Éditorial du n° 224 de Systèmes Solaires, le Journal des Énergies Renouvelables

« Quand le sage montre la lune, le sot regarde le doigt »

La mission Rosetta ou plutôt la leçon Rosetta. Car ce que nous donne à penser l’exploration de cette comète située à plus de 500 millions de kilomètres de notre planète, comme après elle le lancement de la mission japonaise Hayabusa 2 à la rencontre improbable d’un astéroïde, c’est que nous sommes heureusement encore capables d’initier des programmes audacieux sans retour évident, sans retour immédiat et de façon collective. Neuf années de voyage, quinze années au total, et près d’un milliard et demi d’euros, c’est ce qu’il a fallu pour aller se poser de façon précaire sur la fameuse comète. Puissions-nous faire preuve dans nos domaines d’une telle audace, d’une telle constance et d’un même consensus européen.

Certes à la différence des énergies renouvelables, l’exploration spatiale ne souffre pas de l’indifférence de certains et de l’opposition farouche des puissants qu’elles dérangent. Comme l’ont montré encore récemment les feuilles de route de l’Agence internationale de l’énergie (AIE), elles constituent pourtant une réponse majeure et immédiate à notre crise climatique et énergétique. Mais il y a urgence, car tout ce que nous n’aurons pas mis en oeuvre aujourd’hui nous coûtera fort cher demain. Et il faut que les grands de ce monde nous montrent la direction.

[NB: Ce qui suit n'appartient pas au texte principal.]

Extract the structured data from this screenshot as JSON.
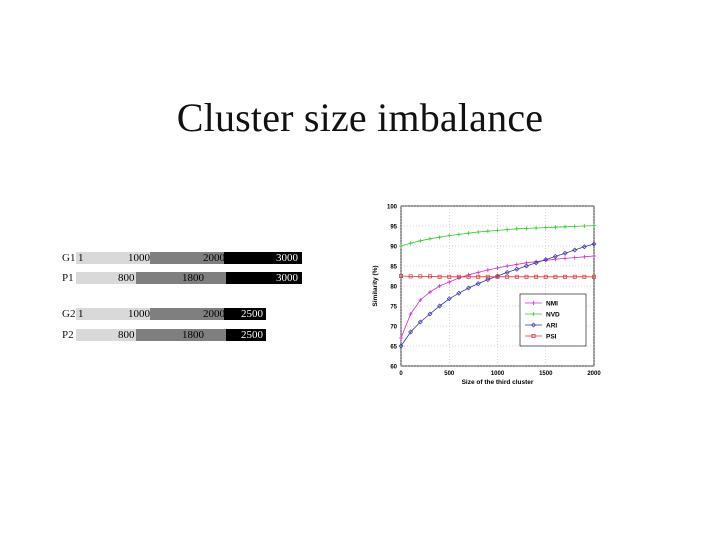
{
  "title": "Cluster size imbalance",
  "partitions": [
    {
      "label": "G1",
      "first": "1",
      "b1": "1000",
      "b2": "2000",
      "b3": "3000"
    },
    {
      "label": "P1",
      "first": "",
      "b1": "800",
      "b2": "1800",
      "b3": "3000"
    },
    {
      "label": "G2",
      "first": "1",
      "b1": "1000",
      "b2": "2000",
      "b3": "2500"
    },
    {
      "label": "P2",
      "first": "",
      "b1": "800",
      "b2": "1800",
      "b3": "2500"
    }
  ],
  "colors": {
    "seg1": "#d9d9d9",
    "seg2": "#7f7f7f",
    "seg3": "#000000",
    "nmi": "#cc33cc",
    "nvd": "#33cc33",
    "ari": "#3333aa",
    "psi": "#dd3333"
  },
  "chart_data": {
    "type": "line",
    "xlabel": "Size of the third cluster",
    "ylabel": "Similarity (%)",
    "xlim": [
      0,
      2000
    ],
    "ylim": [
      60,
      100
    ],
    "xticks": [
      0,
      500,
      1000,
      1500,
      2000
    ],
    "yticks": [
      60,
      65,
      70,
      75,
      80,
      85,
      90,
      95,
      100
    ],
    "grid": true,
    "legend_position": "bottom-right",
    "x": [
      0,
      100,
      200,
      300,
      400,
      500,
      600,
      700,
      800,
      900,
      1000,
      1100,
      1200,
      1300,
      1400,
      1500,
      1600,
      1700,
      1800,
      1900,
      2000
    ],
    "series": [
      {
        "name": "NMI",
        "marker": "plus",
        "values": [
          67,
          73,
          76.5,
          78.5,
          80,
          81,
          82,
          82.8,
          83.4,
          84,
          84.5,
          85,
          85.4,
          85.8,
          86.1,
          86.4,
          86.7,
          86.9,
          87.1,
          87.3,
          87.5
        ]
      },
      {
        "name": "NVD",
        "marker": "plus",
        "values": [
          90,
          90.7,
          91.3,
          91.8,
          92.2,
          92.6,
          92.9,
          93.2,
          93.5,
          93.7,
          93.9,
          94.1,
          94.3,
          94.4,
          94.5,
          94.6,
          94.7,
          94.8,
          94.9,
          95,
          95.1
        ]
      },
      {
        "name": "ARI",
        "marker": "diamond",
        "values": [
          65,
          68.5,
          71,
          73,
          75,
          76.8,
          78.2,
          79.5,
          80.6,
          81.6,
          82.5,
          83.4,
          84.2,
          85,
          85.8,
          86.6,
          87.4,
          88.2,
          89,
          89.8,
          90.5
        ]
      },
      {
        "name": "PSI",
        "marker": "square",
        "values": [
          82.5,
          82.4,
          82.4,
          82.4,
          82.3,
          82.3,
          82.3,
          82.3,
          82.3,
          82.3,
          82.3,
          82.3,
          82.3,
          82.3,
          82.3,
          82.3,
          82.3,
          82.3,
          82.3,
          82.3,
          82.3
        ]
      }
    ]
  }
}
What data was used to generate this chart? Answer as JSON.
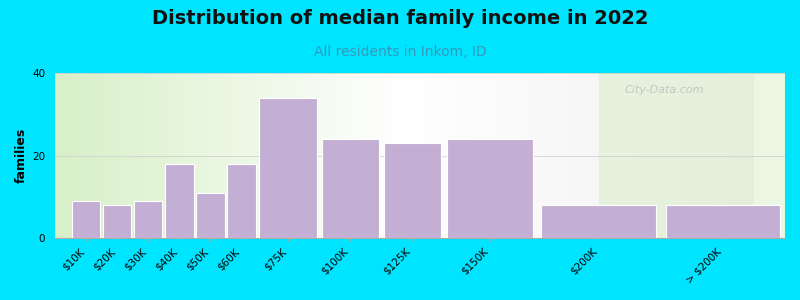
{
  "title": "Distribution of median family income in 2022",
  "subtitle": "All residents in Inkom, ID",
  "ylabel": "families",
  "categories": [
    "$10K",
    "$20K",
    "$30K",
    "$40K",
    "$50K",
    "$60K",
    "$75K",
    "$100K",
    "$125K",
    "$150K",
    "$200K",
    "> $200K"
  ],
  "values": [
    9,
    8,
    9,
    18,
    11,
    18,
    34,
    24,
    23,
    24,
    8,
    8
  ],
  "bar_color": "#c4afd4",
  "bar_edge_color": "#ffffff",
  "ylim": [
    0,
    40
  ],
  "yticks": [
    0,
    20,
    40
  ],
  "background_outer": "#00e5ff",
  "bg_left_color": "#d8efc8",
  "bg_right_color": "#f0f0f0",
  "title_fontsize": 14,
  "subtitle_fontsize": 10,
  "subtitle_color": "#3399bb",
  "ylabel_fontsize": 9,
  "tick_fontsize": 7.5,
  "watermark": "City-Data.com",
  "bar_positions": [
    0,
    1,
    2,
    3,
    4,
    5,
    6,
    8,
    10,
    12,
    15,
    19
  ],
  "bar_widths": [
    1,
    1,
    1,
    1,
    1,
    1,
    2,
    2,
    2,
    3,
    4,
    4
  ]
}
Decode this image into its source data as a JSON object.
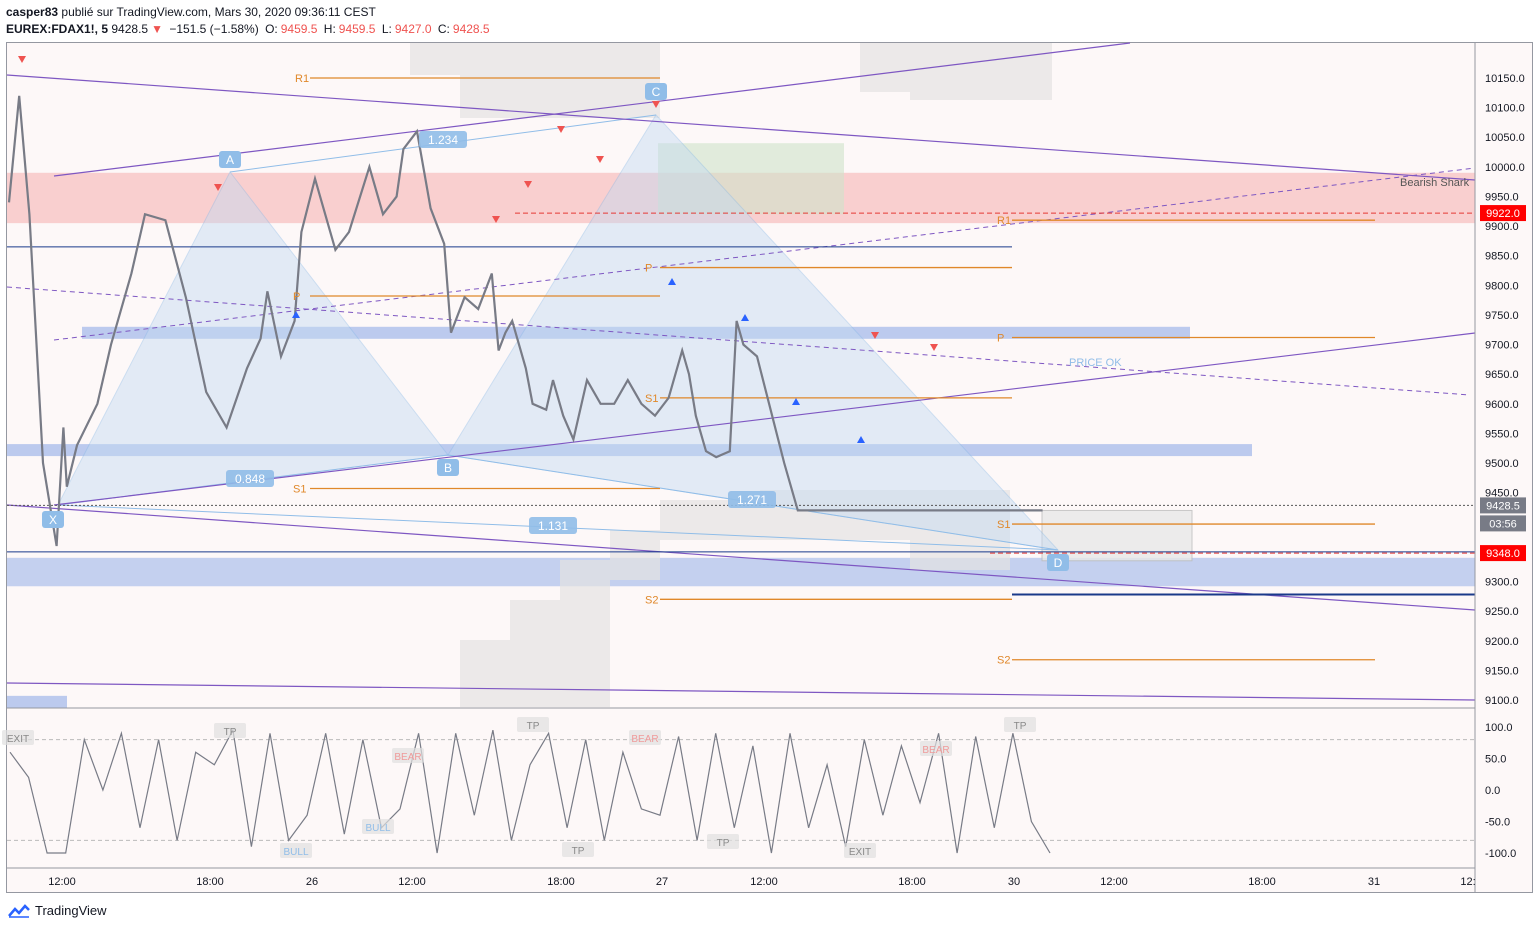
{
  "header": {
    "author": "casper83",
    "published_text": "publié sur TradingView.com, Mars 30, 2020 09:36:11 CEST",
    "symbol": "EUREX:FDAX1!, 5",
    "last": "9428.5",
    "change": "−151.5 (−1.58%)",
    "open_label": "O:",
    "open": "9459.5",
    "high_label": "H:",
    "high": "9459.5",
    "low_label": "L:",
    "low": "9427.0",
    "close_label": "C:",
    "close": "9428.5"
  },
  "footer": {
    "brand": "TradingView"
  },
  "colors": {
    "price_line": "#787b86",
    "purple_trend": "#7e57c2",
    "pivot_orange": "#e0882a",
    "zone_red": "#f7b4b4",
    "zone_blue": "#9fb6ea",
    "harmonic_fill": "#c3daf2",
    "label_red": "#ff0000",
    "label_grey": "#787b86"
  },
  "chart_data": {
    "type": "line",
    "title": "",
    "symbol": "EUREX:FDAX1!",
    "interval": "5",
    "ylim": [
      9070,
      10180
    ],
    "y_ticks": [
      10150,
      10100,
      10050,
      10000,
      9950,
      9900,
      9850,
      9800,
      9750,
      9700,
      9650,
      9600,
      9550,
      9500,
      9450,
      9400,
      9350,
      9300,
      9250,
      9200,
      9150,
      9100
    ],
    "x_ticks": [
      "12:00",
      "18:00",
      "26",
      "12:00",
      "18:00",
      "27",
      "12:00",
      "18:00",
      "30",
      "12:00",
      "18:00",
      "31",
      "12:"
    ],
    "series": [
      {
        "kind": "price",
        "x": [
          0,
          3,
          6,
          10,
          14,
          16,
          17,
          20,
          26,
          30,
          36,
          40,
          46,
          52,
          58,
          64,
          70,
          74,
          76,
          80,
          84,
          86,
          90,
          92,
          96,
          100,
          106,
          110,
          114,
          116,
          120,
          124,
          128,
          130,
          134,
          138,
          142,
          144,
          146,
          148,
          150,
          152,
          154,
          158,
          160,
          163,
          166,
          170,
          174,
          178,
          182,
          186,
          190,
          194,
          198,
          200,
          202,
          205,
          208,
          212,
          214,
          216,
          220,
          224,
          228,
          232,
          236,
          240,
          244,
          248,
          250,
          254,
          258,
          262,
          266,
          270,
          276,
          280,
          284,
          288,
          292,
          296,
          300,
          304,
          308
        ],
        "y": [
          9940,
          10120,
          9920,
          9500,
          9360,
          9560,
          9460,
          9530,
          9600,
          9700,
          9820,
          9920,
          9910,
          9780,
          9620,
          9560,
          9660,
          9710,
          9790,
          9680,
          9740,
          9890,
          9980,
          9940,
          9860,
          9890,
          10000,
          9920,
          9950,
          10030,
          10060,
          9930,
          9870,
          9720,
          9780,
          9760,
          9820,
          9690,
          9720,
          9740,
          9700,
          9660,
          9600,
          9590,
          9640,
          9580,
          9540,
          9640,
          9600,
          9600,
          9640,
          9600,
          9580,
          9610,
          9690,
          9650,
          9580,
          9520,
          9510,
          9520,
          9740,
          9700,
          9680,
          9590,
          9500,
          9420,
          9420,
          9420,
          9420,
          9420,
          9420,
          9420,
          9420,
          9420,
          9420,
          9420,
          9420,
          9420,
          9420,
          9420,
          9420,
          9420,
          9420,
          9420,
          9420
        ]
      },
      {
        "kind": "stochastic_oscillator",
        "ylim": [
          -110,
          110
        ],
        "y_ticks": [
          100.0,
          50.0,
          0.0,
          -50.0,
          -100.0
        ],
        "y": [
          60,
          20,
          -100,
          -100,
          80,
          0,
          90,
          -60,
          80,
          -80,
          60,
          40,
          95,
          -90,
          90,
          -80,
          -40,
          90,
          -70,
          80,
          -60,
          -30,
          90,
          -100,
          90,
          -40,
          95,
          -80,
          40,
          90,
          -60,
          80,
          -80,
          60,
          -30,
          -40,
          85,
          -80,
          90,
          -60,
          70,
          -100,
          90,
          -60,
          40,
          -90,
          80,
          -40,
          70,
          -20,
          90,
          -100,
          85,
          -60,
          90,
          -50,
          -100
        ]
      }
    ],
    "annotations": {
      "harmonic_points": [
        "X",
        "A",
        "B",
        "C",
        "D"
      ],
      "ratios": [
        "1.234",
        "0.848",
        "1.131",
        "1.271"
      ],
      "pattern_label": "Bearish Shark",
      "note": "PRICE OK",
      "pivot_labels": [
        "R1",
        "P",
        "S1",
        "S2"
      ],
      "price_labels": {
        "last": "9428.5",
        "countdown": "03:56",
        "upper": "9922.0",
        "lower": "9348.0"
      },
      "oscillator_labels": [
        "EXIT",
        "TP",
        "BEAR",
        "BULL",
        "TP",
        "BEAR",
        "TP",
        "BULL",
        "TP",
        "EXIT",
        "BEAR",
        "TP"
      ]
    }
  }
}
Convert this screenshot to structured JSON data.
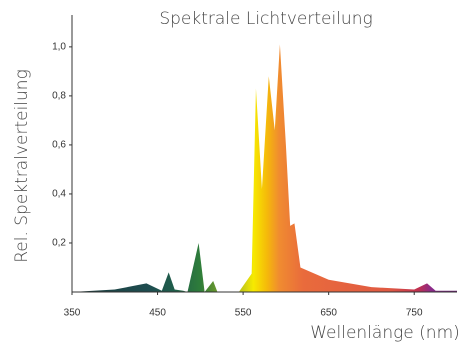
{
  "chart_data": {
    "type": "area",
    "title": "Spektrale Lichtverteilung",
    "x_label": "Wellenlänge (nm)",
    "y_label": "Rel. Spektralverteilung",
    "x": [
      350,
      400,
      437,
      455,
      463,
      470,
      480,
      485,
      498,
      505,
      515,
      520,
      545,
      560,
      565,
      572,
      580,
      587,
      593,
      600,
      605,
      610,
      617,
      650,
      700,
      750,
      765,
      775,
      800
    ],
    "values": [
      0,
      0.01,
      0.035,
      0.005,
      0.08,
      0.01,
      0.005,
      0,
      0.2,
      0,
      0.045,
      0,
      0,
      0.075,
      0.83,
      0.42,
      0.88,
      0.66,
      1.01,
      0.6,
      0.27,
      0.28,
      0.1,
      0.05,
      0.02,
      0.01,
      0.035,
      0.005,
      0.005
    ],
    "color_stops": [
      {
        "x": 350,
        "color": "#1b3b3b"
      },
      {
        "x": 440,
        "color": "#1e4d50"
      },
      {
        "x": 470,
        "color": "#1f5e4a"
      },
      {
        "x": 500,
        "color": "#2e7d3a"
      },
      {
        "x": 525,
        "color": "#7a9e2a"
      },
      {
        "x": 550,
        "color": "#c9cc18"
      },
      {
        "x": 562,
        "color": "#f6ea00"
      },
      {
        "x": 578,
        "color": "#f5b90a"
      },
      {
        "x": 592,
        "color": "#f08c30"
      },
      {
        "x": 620,
        "color": "#e96b3c"
      },
      {
        "x": 720,
        "color": "#e05a42"
      },
      {
        "x": 755,
        "color": "#c0304f"
      },
      {
        "x": 770,
        "color": "#8a2a8a"
      },
      {
        "x": 800,
        "color": "#6a2070"
      }
    ],
    "xlim": [
      350,
      800
    ],
    "xticks": [
      350,
      450,
      550,
      650,
      750
    ],
    "ylim": [
      0,
      1.13
    ],
    "yticks": [
      {
        "value": 0.2,
        "label": "0,2"
      },
      {
        "value": 0.4,
        "label": "0,4"
      },
      {
        "value": 0.6,
        "label": "0,6"
      },
      {
        "value": 0.8,
        "label": "0,8"
      },
      {
        "value": 1.0,
        "label": "1,0"
      }
    ],
    "grid": false
  }
}
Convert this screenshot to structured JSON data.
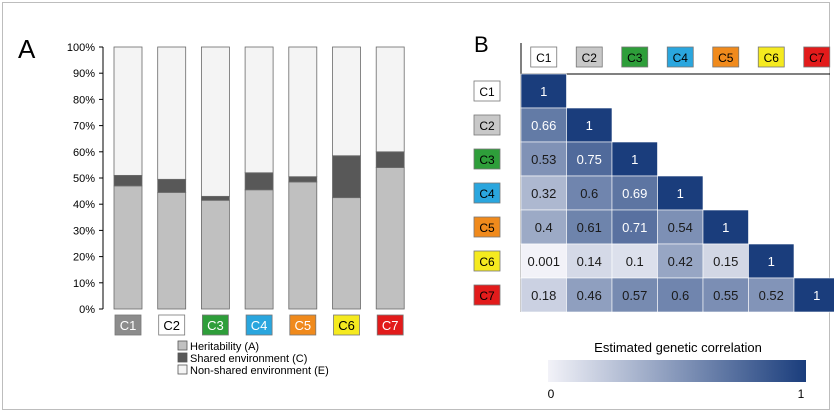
{
  "panels": {
    "a_label": "A",
    "b_label": "B"
  },
  "cohorts": [
    {
      "label": "C1",
      "color": "#8c8c8c",
      "text_color": "#ffffff"
    },
    {
      "label": "C2",
      "color": "#ffffff",
      "text_color": "#000000"
    },
    {
      "label": "C3",
      "color": "#2e9e3a",
      "text_color": "#ffffff"
    },
    {
      "label": "C4",
      "color": "#2aa6de",
      "text_color": "#ffffff"
    },
    {
      "label": "C5",
      "color": "#f08a1c",
      "text_color": "#ffffff"
    },
    {
      "label": "C6",
      "color": "#f5ea1f",
      "text_color": "#000000"
    },
    {
      "label": "C7",
      "color": "#e21b1b",
      "text_color": "#ffffff"
    }
  ],
  "heatmap_cohorts": [
    {
      "label": "C1",
      "color": "#ffffff",
      "text_color": "#000000"
    },
    {
      "label": "C2",
      "color": "#c8c8c8",
      "text_color": "#000000"
    },
    {
      "label": "C3",
      "color": "#2e9e3a",
      "text_color": "#000000"
    },
    {
      "label": "C4",
      "color": "#2aa6de",
      "text_color": "#000000"
    },
    {
      "label": "C5",
      "color": "#f08a1c",
      "text_color": "#000000"
    },
    {
      "label": "C6",
      "color": "#f5ea1f",
      "text_color": "#000000"
    },
    {
      "label": "C7",
      "color": "#e21b1b",
      "text_color": "#000000"
    }
  ],
  "chart_data": [
    {
      "type": "bar",
      "stacked": true,
      "categories": [
        "C1",
        "C2",
        "C3",
        "C4",
        "C5",
        "C6",
        "C7"
      ],
      "series": [
        {
          "name": "Heritability (A)",
          "color": "#c0c0c0",
          "values": [
            47,
            44.5,
            41.5,
            45.5,
            48.5,
            42.5,
            54
          ]
        },
        {
          "name": "Shared environment (C)",
          "color": "#585858",
          "values": [
            4,
            5,
            1.5,
            6.5,
            2,
            16,
            6
          ]
        },
        {
          "name": "Non-shared environment (E)",
          "color": "#f4f4f4",
          "values": [
            49,
            50.5,
            57,
            48,
            49.5,
            41.5,
            40
          ]
        }
      ],
      "yticks": [
        "0%",
        "10%",
        "20%",
        "30%",
        "40%",
        "50%",
        "60%",
        "70%",
        "80%",
        "90%",
        "100%"
      ],
      "ylim": [
        0,
        100
      ],
      "legend_position": "bottom"
    },
    {
      "type": "heatmap",
      "rows": [
        "C1",
        "C2",
        "C3",
        "C4",
        "C5",
        "C6",
        "C7"
      ],
      "columns": [
        "C1",
        "C2",
        "C3",
        "C4",
        "C5",
        "C6",
        "C7"
      ],
      "matrix": [
        [
          "1"
        ],
        [
          "0.66",
          "1"
        ],
        [
          "0.53",
          "0.75",
          "1"
        ],
        [
          "0.32",
          "0.6",
          "0.69",
          "1"
        ],
        [
          "0.4",
          "0.61",
          "0.71",
          "0.54",
          "1"
        ],
        [
          "0.001",
          "0.14",
          "0.1",
          "0.42",
          "0.15",
          "1"
        ],
        [
          "0.18",
          "0.46",
          "0.57",
          "0.6",
          "0.55",
          "0.52",
          "1"
        ]
      ],
      "colorbar": {
        "title": "Estimated genetic correlation",
        "min_label": "0",
        "max_label": "1",
        "low_color": "#f2f2f8",
        "high_color": "#1a3d7c"
      }
    }
  ]
}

Heureusement, il y eut ces dernières semaines quelques annonces qui pourraient augurer sinon une véritable reconversion, à tout le moins le début d’une mobilisation. L’accord sur le climat signé au début du mois entre la Chine et les États-Unis, en marge du forum de Coopération économique de l’Asie-Pacifique réuni à Pékin, constitue une avancée décisive pour préparer dans des conditions sereines les négociations de la COP 21 à Paris. Quelques jours plus tard, le happening du président de la République française au sommet du G20 à Brisbane, en Australie, a conforté cet engagement même s’il fut raillé par certains qui sourirent de voir François Hollande « revêtir les habits du croisé du climat ». Last but nos least, le Fonds vert pour le climat promis par les pays industrialisés, lors de la conférence de Copenhague en 2009, afin d’aider les pays pauvres à lutter contre le réchauffement climatique, vient d’être doté, lors de la réunion de Berlin, de 9,3 milliards de dollars.

Le ton est donné, ici et là, dans les grandes capitales. Et il faut se saisir de ces opportunités et ne plus renoncer ; il faut s’appuyer sur ces belles déclarations mais aussi, et surtout, satisfaire une opinion publique de plus en plus sensible à ces sujets, si l’on en croit un sondage Ifop publié récemment pour lequel 74 % des Français se sentent concernés par la transition énergétique, même s’ils reconnaissent ne pas tout comprendre. Quand le sage montre la lune, le sot regarde le doigt.